Observo a la muchacha indiferente que puso el hielo en el vaso, después el helado, después el jarabe de cereza, mientras mi corazón ardía de ansia y amor. Ese puñado de criatura. Mi encantadora criatura. Tiene usted una hija encantadora, señor Humbert. Siempre la admiramos cuando pasa. El señor Pim observaba cómo Pippa sorbía su refresco.

J’ai toujours admiré l’oeuvre ormonde du sublime Dublinois. Mientras tanto, la lluvia se había convertido en una ducha voluptuosa.
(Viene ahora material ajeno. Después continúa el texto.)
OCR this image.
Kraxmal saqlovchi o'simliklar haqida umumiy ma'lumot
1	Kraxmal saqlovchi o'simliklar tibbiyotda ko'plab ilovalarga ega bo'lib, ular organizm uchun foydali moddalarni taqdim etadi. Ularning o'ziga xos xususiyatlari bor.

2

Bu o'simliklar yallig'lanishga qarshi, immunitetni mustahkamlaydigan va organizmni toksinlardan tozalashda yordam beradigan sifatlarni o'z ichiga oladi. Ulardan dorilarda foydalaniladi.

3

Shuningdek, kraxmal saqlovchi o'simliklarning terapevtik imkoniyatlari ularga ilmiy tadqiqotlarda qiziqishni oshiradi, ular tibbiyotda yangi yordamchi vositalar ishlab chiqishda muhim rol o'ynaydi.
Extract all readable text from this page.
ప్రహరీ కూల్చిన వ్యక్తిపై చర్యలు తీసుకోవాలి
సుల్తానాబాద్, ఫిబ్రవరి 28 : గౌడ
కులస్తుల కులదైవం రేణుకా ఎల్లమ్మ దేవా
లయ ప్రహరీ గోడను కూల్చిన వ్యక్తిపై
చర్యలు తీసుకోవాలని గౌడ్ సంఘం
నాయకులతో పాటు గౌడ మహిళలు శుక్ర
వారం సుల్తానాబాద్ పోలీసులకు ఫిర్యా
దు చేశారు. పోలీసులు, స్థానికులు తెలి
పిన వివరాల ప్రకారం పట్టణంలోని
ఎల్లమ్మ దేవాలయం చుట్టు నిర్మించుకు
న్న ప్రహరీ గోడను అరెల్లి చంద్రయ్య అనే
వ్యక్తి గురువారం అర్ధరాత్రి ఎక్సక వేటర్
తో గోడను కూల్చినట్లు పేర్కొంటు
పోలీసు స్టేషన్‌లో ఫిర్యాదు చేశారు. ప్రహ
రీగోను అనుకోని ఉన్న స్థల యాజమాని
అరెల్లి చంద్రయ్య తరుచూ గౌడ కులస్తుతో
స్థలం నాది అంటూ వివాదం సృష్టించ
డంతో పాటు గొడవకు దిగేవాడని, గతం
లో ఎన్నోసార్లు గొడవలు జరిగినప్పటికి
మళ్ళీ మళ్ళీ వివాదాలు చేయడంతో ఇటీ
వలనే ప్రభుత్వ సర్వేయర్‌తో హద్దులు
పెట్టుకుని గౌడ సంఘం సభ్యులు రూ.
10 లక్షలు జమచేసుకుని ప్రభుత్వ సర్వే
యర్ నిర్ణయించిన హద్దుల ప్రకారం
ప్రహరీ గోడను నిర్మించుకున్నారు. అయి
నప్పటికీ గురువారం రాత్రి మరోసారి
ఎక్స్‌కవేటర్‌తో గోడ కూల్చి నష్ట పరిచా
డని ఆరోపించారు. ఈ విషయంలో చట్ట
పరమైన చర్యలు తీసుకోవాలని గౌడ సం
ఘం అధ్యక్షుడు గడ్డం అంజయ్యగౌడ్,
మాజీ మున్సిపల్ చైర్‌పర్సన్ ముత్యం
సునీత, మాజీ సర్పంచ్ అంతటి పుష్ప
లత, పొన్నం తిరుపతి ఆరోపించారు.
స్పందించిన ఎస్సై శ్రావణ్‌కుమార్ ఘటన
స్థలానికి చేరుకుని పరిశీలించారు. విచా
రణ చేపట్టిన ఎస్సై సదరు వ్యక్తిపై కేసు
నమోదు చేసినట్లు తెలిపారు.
—Oye —me dijo Lo haciendo rodar a mi lado la bicicleta, arrastrando un pie sobre la acera de oscuro brillo—. He decidido algo. Quiero salir de esa escuela. La odio. Odio la representación. ¡La odio de veras! No quiero volver nunca, encontraremos otra. Vayámonos enseguida. Empecemos un largo viaje de nuevo. Pero esta vez iremos a donde yo quiera, ¿no es cierto?

—Soy yo quien elige. C’est entendu? —dijo bamboleándose un poco a mi lado. Solo empleaba el francés cuando quería ser una niñita muy buena.

—Bueno, entendu. Ahora apúrate, Lenore, o te empaparás.

Una tempestad de sollozos colmaba mi pecho.

Lo descubrió sus dientes en un adorable mohín de colegiala, se inclinó adelante y se marchó pedaleando, pájaro mío.

La mano cuidada de la señorita Lester abría la puerta para un perro viejo de andar derrengado qui prenait son temps.

Lo me esperaba cerca del abedul espectral.

—Estoy hecha una sopa —declaró con voz aguda—. ¿Estás contento? ¡Al diablo con la representación! ¿Entiendes?

La garra de una bruja invisible cerró la ventana de un primer piso.

En nuestro pasillo, ardiente de luces acogedoras, mi Lolita se quitó el sweater, sacudió su pelo cubierto de diamantes, tendió hacia mí los brazos desnudos y levantó la rodilla.

Quizá interese saber a los psicólogos que tengo la habilidad —caso harto singular, supongo— de verter torrentes de lágrimas evocando tempestades pasadas.